To a great degree, this trust or faith is a principle of action. Practically speaking, we do not have time to thoroughly investigate every potential aspect of our actions. We approach decisions usually under the pressure of the moment and must therefore accept the approximate axioms and principles of our beliefs.
Furthermore, it is precisely because discourse in faith has broader rules of validity than methodological science that it is able to also cover a much broader range of topics, topics which are absolutely necessary for human society. Inherited traditions of justice, beauty, and so forth cannot be scrutinized scientifically, but they do operate as de facto limits and motives for scientific research. In the end, the practice of science is always enmeshed in a received, extra-scientific set of assumptions, even if its actual operation can proceed without reference or interference from these assumptions. There are ethical boundaries to scientific research which exercise a limiting authority over that research, even if the relevant ethical principles have no bearing on the actual conclusions of the research. Additionally, much scientific research is pursued under the aegis of some broad project, such as medicine, the practice of which depends upon our extra-scientific assumptions about the nature of suffering, disease, death, and our moral obligations surrounding them.
Speaking broadly, then, the good work of faith is its operation as a limiting authority over reason, not as to its proper methodological conclusions but as to its broad practice. It can tell science not to chop up a living human being, though it has no place telling science to amend or change its conclusions about the human body. But it also, more importantly, places the work and conclusions of science within a meaningful context that is beyond the scope of scientific methodology, endowing its discoveries with meaning and preventing the conclusions of science from being merely an ever-increasing list of descriptions and mechanical explanations of physical phenomena.
The Catholic faith is such a communal narrative, a body of stories, doctrines, ideas, and principles with an authoritative guardian body, a well-attested history, and a living practice.
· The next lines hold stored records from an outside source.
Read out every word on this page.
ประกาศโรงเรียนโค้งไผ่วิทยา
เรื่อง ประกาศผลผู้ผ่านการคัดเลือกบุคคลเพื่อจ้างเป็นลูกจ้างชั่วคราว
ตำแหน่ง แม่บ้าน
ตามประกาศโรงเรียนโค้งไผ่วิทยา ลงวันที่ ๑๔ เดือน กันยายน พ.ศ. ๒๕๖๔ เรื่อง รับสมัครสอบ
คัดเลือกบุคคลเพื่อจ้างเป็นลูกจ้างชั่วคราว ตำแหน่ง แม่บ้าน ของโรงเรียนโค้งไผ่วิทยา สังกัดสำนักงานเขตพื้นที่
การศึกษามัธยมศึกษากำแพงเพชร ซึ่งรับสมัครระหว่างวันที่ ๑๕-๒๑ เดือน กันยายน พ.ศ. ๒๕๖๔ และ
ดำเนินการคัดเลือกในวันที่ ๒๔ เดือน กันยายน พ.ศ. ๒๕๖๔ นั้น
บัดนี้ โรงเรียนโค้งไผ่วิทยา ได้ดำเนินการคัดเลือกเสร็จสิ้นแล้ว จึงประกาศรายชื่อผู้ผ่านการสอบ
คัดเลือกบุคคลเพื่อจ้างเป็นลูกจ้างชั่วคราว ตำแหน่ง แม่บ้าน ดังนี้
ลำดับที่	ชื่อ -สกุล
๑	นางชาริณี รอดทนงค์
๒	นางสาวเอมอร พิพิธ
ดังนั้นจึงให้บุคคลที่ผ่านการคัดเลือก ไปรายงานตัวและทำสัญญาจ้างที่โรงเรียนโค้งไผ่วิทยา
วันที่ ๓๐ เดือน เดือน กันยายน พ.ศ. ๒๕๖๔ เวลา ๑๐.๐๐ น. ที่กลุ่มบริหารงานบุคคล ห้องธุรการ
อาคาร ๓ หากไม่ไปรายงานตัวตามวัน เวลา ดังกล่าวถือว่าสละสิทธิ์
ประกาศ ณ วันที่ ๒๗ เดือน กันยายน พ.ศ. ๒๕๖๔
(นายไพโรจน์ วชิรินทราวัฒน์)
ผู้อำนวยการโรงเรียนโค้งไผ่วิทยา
It is precisely because of the embodied nature of the Catholic narrative that it most readily permits an active faith: a thoughtful investigator can trace the integrity and continuity of the transmission of its contents across time, and we have as good reason to trust that its ultimate source is a particular man named Jesus as we have reason to believe that Caesar crossed the Rubicon. I have written before in my post about beauty that there are ways to compare narratives, and that one of these is beauty. Far from being a hinderance to science, the Catholic faith properly understood truly encourages the work and embraces the findings of science. The beauty of the Incarnation is the embodiment of Truth, and the good work of faith can include the exhortation to study the physical cosmos in order to better understand the truth of its structure and actuality.